Fin officielle du franc CFA
Le 21 décembre 2019, les présidents ivoirien et français ont annoncé la fin du franc CFA et la réforme du fonctionnement de l’Union économique et monétaire ouest africaine (UEMOA), premier pas vers la création d’une monnaie commune aux 15 pays membres de la Communauté économique des Etats d’Afrique de l’Ouest, la CEDEAO (8 pays de l’UEMOA, Nigéria, Ghana, Gambie, Libéria, Guinée, Cap-Vert et Sierra-Leone). En juin 2020, l’Eco remplacera officiellement le franc CFA et la France n’interviendra plus dans la gouvernance de l’UEMOA. Elle conservera néanmoins son rôle de garant et prêteur en dernier ressort, du moins dans un premier temps. Cette réforme répond à la volonté légitime des pays de l’UEMOA de gérer leur monnaie déjà commune. Son succès repose sur le maintien de la fixité par rapport à l’euro.
Changement de gouvernance
Outre le changement de nom, la France et les pays de l’UEMOA ont décidé de la fin de l’obligation, pour la Banque centrale régionale de pays d’Afrique de l’Ouest (BCEAO), de déposer au moins 50% de ses réserves de change sur le compte d’opérations auprès du Trésor français[1] et le retrait des représentants français des organes de décision et de gestion de la politique monétaire régionale.
Pour autant, la convertibilité illimitée de la nouvelle monnaie au taux fixe inchangé de 655,957 Eco pour 1 euro restera garantie par la France. Des détails techniques sont encore à apporter, en particulier les modalités de soutien en cas de tensions sur les réserves de change. A priori, une ligne de crédit illimitée sera mise en place. Mais l’UEMOA a déjà démontré sa capacité de résistance à des chocs politiques ou financiers, la garantie n’ayant été activée qu’une seule fois depuis sa création, juste avant la dévaluation de 50% du FCFA en 1994[2]. Elle a notamment résisté à l’instabilité politique en Côte d’Ivoire (principal pays de la zone) et la baisse des prix des matières premières en 2015-2016. Les réserves de change sont revenues à un niveau convenable de EUR 13 mds, soit 5,1 mois d’importations de biens et services, au T3 2019 grâce, notamment, aux émissions d’Eurobonds de la Côte d’Ivoire et du Sénégal ces deux dernières années (pour 5 mds de dollars).
Les freins à plus de flexibilité
En pratique, l’accession à la souveraineté monétaire ne donnera pas plus de liberté à la BCEAO dans la conduite de sa politique monétaire. En effet, si le taux de change est fixe, elle devra maintenir l’écart qui existe déjà entre son taux directeur (2,5%) et celui de la zone euro quand bien même la plupart des pays de l’UEMOA respectent tous les critères de convergence tels que définis dans le projet d’union monétaire des pays de la CEDEAO[3].
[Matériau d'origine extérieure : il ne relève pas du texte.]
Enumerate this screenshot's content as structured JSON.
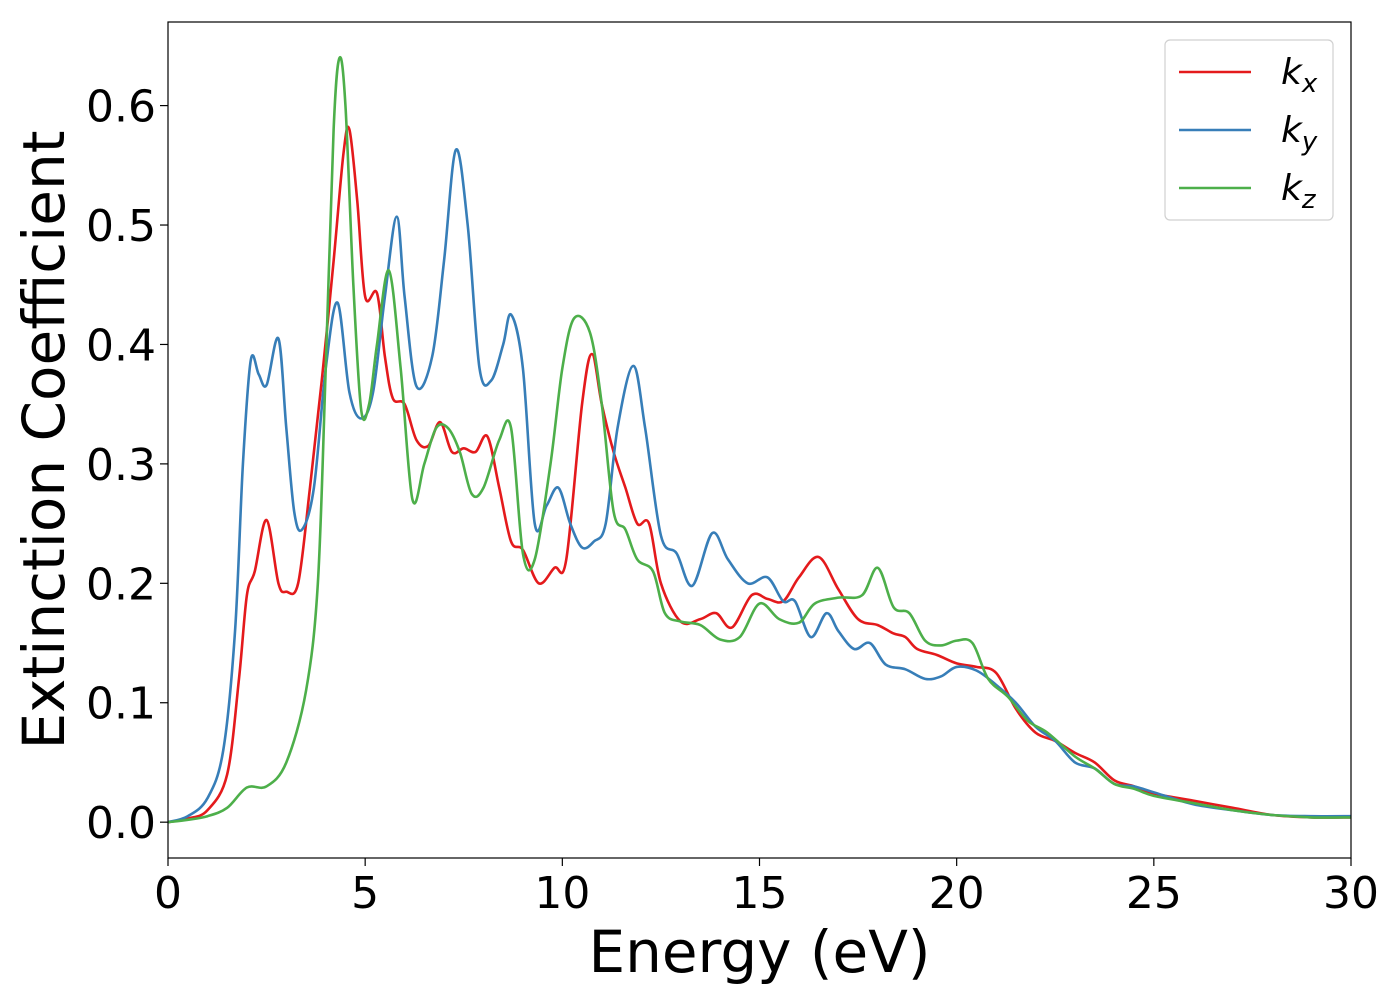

On peut toutefois se demander si les pays de l’UEMOA n’auraient pas dû saisir cette occasion pour introduire une dose de flexibilité au régime de change, en adoptant un ancrage à un panier de monnaies et une marge de fluctuation, et ainsi donner des marges de manœuvre à la politique monétaire. La principale raison à ce choix est que la stabilité macro-financière de l’UEMOA reste fragile. Depuis 2016, le déficit courant de la région dépasse 6% du PIB et le FMI n’entrevoit pas d’amélioration avant 2022 avec le démarrage de la production pétrolière au Sénégal. Surtout, l’endettement public a fortement progressé. De 35% du PIB en 2014, la dette publique de la zone est passée à 47,6% du PIB en 2019 en dépit d’une croissance soutenue. La dette en devise a suivi une tendance similaire en enregistrant une hausse de 11 points de pourcentage de PIB sur les 5 dernières années pour atteindre 33% du PIB en 2019. La charge d’intérêt a fortement progressé, dépassant 10% des recettes publiques (dons inclus) en Côte d’Ivoire et au Sénégal.
Par ailleurs, les élasticités prix des volumes d’exportations et d’importations sont faibles[4] en raison de la forte proportion des exportations de matières premières non transformées dans le total des exportations (54%) et d’une base de production industrielle insuffisante pour se substituer aux importations. En d’autres termes, les économies ne sont pas assez diversifiées pour répondre positivement à une dépréciation du change. La stabilité du FCFA contre euro a permis de neutraliser les évolutions des prix du pétrole (largement importé) dans la mesure où ces derniers sont corrélés négativement avec le dollar. Enfin, et surtout, les Etats sont très largement endettés en devises, la dette extérieure de la zone représentant 70% de la dette totale.